I appreciated how their discovering each other again as contractor/contractee and then friends is built into the narrative. It does provide a little bit of angst, but I’m happy to say there’s no crazy conflict and the majority of the angst in the book is provided by their feelings about their situation and the things going on around them.

I liked the relationship Honor had with her father, which grew on me after initially feeling quite differently differently about it, and Duscha’s relationship with her mother. The couple of friendships interspersed in the storyline also helped with understanding both characters.

There were a couple of small bits that weren’t revisited to the full extent I would have liked but I can understand why they perhaps won’t in the overall narrative. However there was something about the book that left me with a sense of it being unfinished. It’s possible it’s because it crams in a lot in a relatively short word count.

All in all I think this book has elements people will enjoy, with a good narrative, interesting setting and elements of mystery, paranormal, romance and family conflict.

I received an e-ARC via NetGalley in exchange for an honest review.

The Other Side of Forestlands Lake – Carolyn Elizabeth

Rating: 5 out of 5.
I have to say this wasn’t what I was expecting. I really enjoy Carolyn Elizabeth’s Curtis and Reynolds series – but I enjoyed this in a completely different way. Whilst the book is a little bit spooky – and I really shouldn’t have insisted on reading it past midnight – it’s essentially at heart quite a sweet book.

Starting with a prologue and approximately 25% of the book set 25 years ago, we meet Lee and Willa as teenagers, where they are staying at Forestlands Lake for the summer with their parents. They get up to the usual things teenagers do, but it’s the sweet exploration of what their friendship means to each other, and whether it is possibly anything more that really stands out at this point. Tragedy strikes and they are split apart.
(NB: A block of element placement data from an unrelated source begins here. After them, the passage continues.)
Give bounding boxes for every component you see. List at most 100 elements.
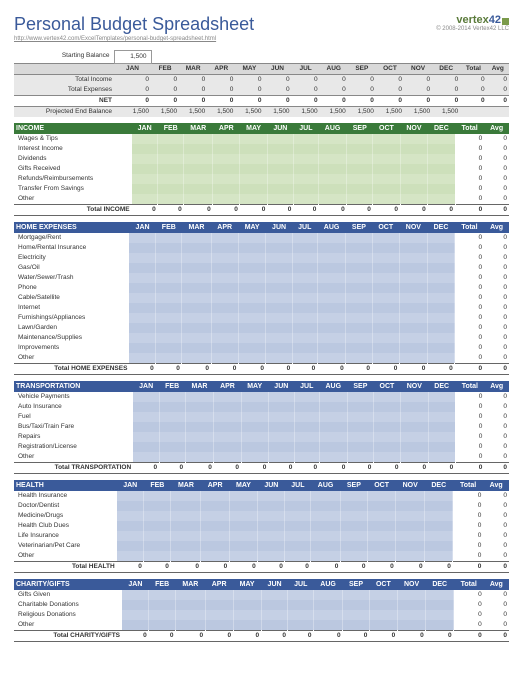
cell[interactable] — [214, 442, 241, 452]
cell[interactable] — [425, 501, 453, 511]
cell[interactable] — [129, 243, 155, 253]
cell[interactable] — [396, 541, 425, 551]
cell[interactable] — [158, 194, 184, 205]
cell[interactable] — [292, 263, 317, 273]
cell[interactable] — [117, 551, 144, 562]
cell[interactable] — [185, 392, 214, 402]
cell[interactable] — [211, 283, 238, 293]
cell[interactable]: 0 — [320, 85, 348, 96]
cell[interactable] — [399, 263, 427, 273]
cell[interactable] — [428, 402, 455, 412]
cell[interactable] — [367, 521, 395, 531]
cell[interactable] — [241, 412, 268, 422]
cell[interactable]: 0 — [235, 85, 263, 96]
cell[interactable] — [294, 392, 319, 402]
cell[interactable] — [238, 303, 266, 313]
cell[interactable] — [400, 392, 428, 402]
cell[interactable] — [229, 501, 258, 511]
cell[interactable] — [372, 263, 399, 273]
cell[interactable] — [144, 501, 171, 511]
cell[interactable] — [293, 174, 318, 184]
cell[interactable] — [129, 253, 155, 263]
cell[interactable]: 0 — [292, 74, 320, 85]
cell[interactable] — [117, 501, 144, 511]
cell[interactable] — [319, 432, 347, 442]
cell[interactable] — [122, 600, 149, 610]
cell[interactable] — [346, 313, 372, 323]
cell[interactable] — [129, 313, 155, 323]
cell[interactable] — [399, 253, 427, 263]
cell[interactable] — [238, 333, 266, 343]
cell[interactable] — [158, 174, 184, 184]
cell[interactable] — [400, 154, 428, 164]
cell[interactable] — [185, 402, 214, 412]
cell[interactable] — [214, 402, 241, 412]
cell[interactable] — [396, 491, 425, 501]
cell[interactable] — [373, 392, 400, 402]
cell[interactable]: 0 — [348, 74, 376, 85]
cell[interactable] — [347, 402, 373, 412]
cell[interactable] — [266, 343, 292, 353]
cell[interactable] — [201, 541, 229, 551]
cell[interactable] — [400, 422, 428, 432]
cell[interactable] — [229, 491, 258, 501]
cell[interactable] — [288, 610, 314, 620]
cell[interactable] — [268, 412, 294, 422]
cell[interactable] — [133, 422, 159, 432]
cell[interactable]: 0 — [320, 95, 348, 106]
cell[interactable] — [266, 313, 292, 323]
cell[interactable] — [211, 323, 238, 333]
cell[interactable] — [129, 333, 155, 343]
cell[interactable] — [122, 620, 149, 631]
cell[interactable] — [288, 600, 314, 610]
cell[interactable]: 0 — [432, 85, 460, 96]
cell[interactable] — [396, 551, 425, 562]
cell[interactable] — [319, 422, 347, 432]
cell[interactable] — [372, 303, 399, 313]
cell[interactable] — [346, 263, 372, 273]
cell[interactable] — [211, 293, 238, 303]
cell[interactable] — [396, 501, 425, 511]
cell[interactable] — [241, 432, 268, 442]
cell[interactable] — [182, 323, 211, 333]
cell[interactable] — [268, 402, 294, 412]
cell[interactable] — [171, 501, 201, 511]
cell[interactable] — [129, 283, 155, 293]
cell[interactable] — [229, 511, 258, 521]
cell[interactable] — [317, 233, 346, 243]
cell[interactable] — [285, 551, 311, 562]
cell[interactable]: 0 — [179, 74, 207, 85]
cell[interactable] — [347, 184, 373, 194]
cell[interactable] — [156, 283, 182, 293]
cell[interactable] — [144, 511, 171, 521]
cell[interactable] — [129, 263, 155, 273]
cell[interactable]: 1,500 — [320, 106, 348, 117]
cell[interactable] — [144, 491, 171, 501]
cell[interactable] — [347, 412, 373, 422]
cell[interactable] — [211, 303, 238, 313]
cell[interactable] — [425, 491, 453, 501]
cell[interactable] — [347, 154, 373, 164]
cell[interactable] — [292, 273, 317, 283]
cell[interactable] — [129, 343, 155, 353]
cell[interactable] — [176, 600, 206, 610]
cell[interactable] — [399, 303, 427, 313]
cell[interactable] — [182, 313, 211, 323]
cell[interactable] — [266, 233, 292, 243]
cell[interactable]: 1,500 — [376, 106, 404, 117]
cell[interactable] — [133, 442, 159, 452]
cell[interactable]: 1,500 — [432, 106, 460, 117]
cell[interactable] — [132, 134, 158, 144]
cell[interactable] — [373, 402, 400, 412]
cell[interactable] — [292, 343, 317, 353]
cell[interactable] — [211, 343, 238, 353]
cell[interactable] — [211, 263, 238, 273]
cell[interactable] — [214, 452, 241, 463]
cell[interactable] — [182, 283, 211, 293]
cell[interactable] — [185, 412, 214, 422]
cell[interactable] — [427, 283, 454, 293]
cell[interactable] — [372, 323, 399, 333]
cell[interactable] — [182, 273, 211, 283]
cell[interactable] — [294, 412, 319, 422]
cell[interactable] — [184, 164, 213, 174]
25 years later we meet the two again, back at Forestlands Lake in very different circumstances. Lee now runs the summer camp – though it’s a very different one to the one they encountered in the past. She also has a daughter, Maggie. Willa has a her half-sister Nicole in tow and is returning to the lake for the first time since the tragedy.

This part of the book deals with Lee and Willa picking up where they left off – which might feel a little instant love to some – but I actually liked. It also deals with the difficulties of Willa’s return. Nicole and Maggie really shine as characters here as well.

I found I actually enjoyed the paranormal aspects of the story, which I thought would be a sticking point for me. I love the way it’s discussed through Willa’s books, Maggie and Nicole, rather than it all being about some phantom camp gossip and whispers. It made it more real and understandable to me.

Early death and how it impacts those left behind is never an easy topic, but I thought Elizabeth did a great job of covering the thoughts and feelings of all of the characters, whilst still giving both the paranormal aspects and romance parts equal footing.

I’d recommend this to romance fans and paranormal fans. It’s convinced me to read a paranormal book by one of my favourite authors that I’ve left to one side as I was convinced I’d hate it because of the paranormal – so I’d say Elizabeth is definitely onto a winner.

I received an e-ARC via NetGalley in exchange for an honest review.